City to consider posting cell phone radiation information on its website

A woman uses her cell phone as she walks down Bancroft Way.  Berkeley City Council will consider a resolution that would post online info regarding cell phone radiation.
Kevin Foote/Staff
A woman uses her cell phone as she walks down Bancroft Way. Berkeley City Council will consider a resolution that would post online info regarding cell phone radiation.

Berkeley City Council will consider at its meeting Tuesday a resolution that would post information regarding cell phone radiation on the city’s Public Health Division’s website.

If approved, the recommendation — from the city’s Community Health Commission — would link to information from the World Health Organization and other reputable sources on the division’s website, according to the resolution.

The resolution states that posting the information is an opportunity to provide information to residents to protect their health from cell phone radiation, which was declared a possible human carcinogen by WHO earlier this year.

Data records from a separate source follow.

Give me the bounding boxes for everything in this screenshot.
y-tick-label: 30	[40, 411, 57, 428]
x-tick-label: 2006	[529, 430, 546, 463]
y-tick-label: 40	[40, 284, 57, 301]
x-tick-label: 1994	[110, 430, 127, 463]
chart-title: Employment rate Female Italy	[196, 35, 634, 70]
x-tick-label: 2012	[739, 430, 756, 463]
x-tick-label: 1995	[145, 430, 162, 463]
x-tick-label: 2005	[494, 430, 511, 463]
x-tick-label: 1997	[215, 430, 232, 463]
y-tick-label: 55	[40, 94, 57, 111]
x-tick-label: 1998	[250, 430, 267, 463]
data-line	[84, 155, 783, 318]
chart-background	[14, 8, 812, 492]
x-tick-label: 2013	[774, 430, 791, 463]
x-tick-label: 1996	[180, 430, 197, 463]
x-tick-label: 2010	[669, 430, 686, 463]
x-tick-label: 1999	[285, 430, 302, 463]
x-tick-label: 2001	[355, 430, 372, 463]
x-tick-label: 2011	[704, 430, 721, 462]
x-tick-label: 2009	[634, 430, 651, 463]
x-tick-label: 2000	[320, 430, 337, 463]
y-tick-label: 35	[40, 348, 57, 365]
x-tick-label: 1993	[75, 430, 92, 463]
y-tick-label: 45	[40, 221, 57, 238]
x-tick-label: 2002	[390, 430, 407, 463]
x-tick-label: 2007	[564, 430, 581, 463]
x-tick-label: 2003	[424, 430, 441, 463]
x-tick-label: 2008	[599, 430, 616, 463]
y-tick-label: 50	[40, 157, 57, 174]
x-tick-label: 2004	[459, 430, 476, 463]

“It’s a disservice to society at large to argue against the need for precautionary health warnings,” said Joel Moskowitz, director of the Center for Family and Community Health at UC Berkeley’s School of Public Health.

The decision to link to the information is at the discretion of health officer Janet Berreman, according to city spokesperson Mary Kay Clunies-Ross.

This is not the city’s first time approaching the idea of providing residents with information regarding radiation. According to Brian McDonald, chair of the city’s Community Environmental Advisory Commission, the commission looked into the matter in April and May, but decided to not pursue it further until lawsuits were settled with CTIA-The Wireless Association and the city of San Francisco — which passed “Right to Know” legislation last July that requires businesses to provide safety information about radiation before customers purchase cell phones.

Moskowitz said most cell phone companies do provide warnings about radiation exposure in each phone’s manual, but those warnings tend to be “in very fine print, in obtuse language, or you have to download the manual from a website.”

According to the resolution, the City Council has pursued legislation modeled after Right to Know, and providing information on the health division’s website is part of the city’s pivotal role “due to the potentially adverse health effects from inaction.”

Moskowitz said that though evidence regarding possibly carcinogenic cell phone radiation is not yet conclusive, there is “highly suggestive evidence” that cell phone users should take precautions to reduce potential harm.

“The cell phone industry does a lot of double speak around the whole issue, and a lot of cell phone companies think that if radiation emissions are below the legal limit, there’s not a problem,” Moskowitz said. “I think it’s unfortunate because a lot of people will suffer needlessly.”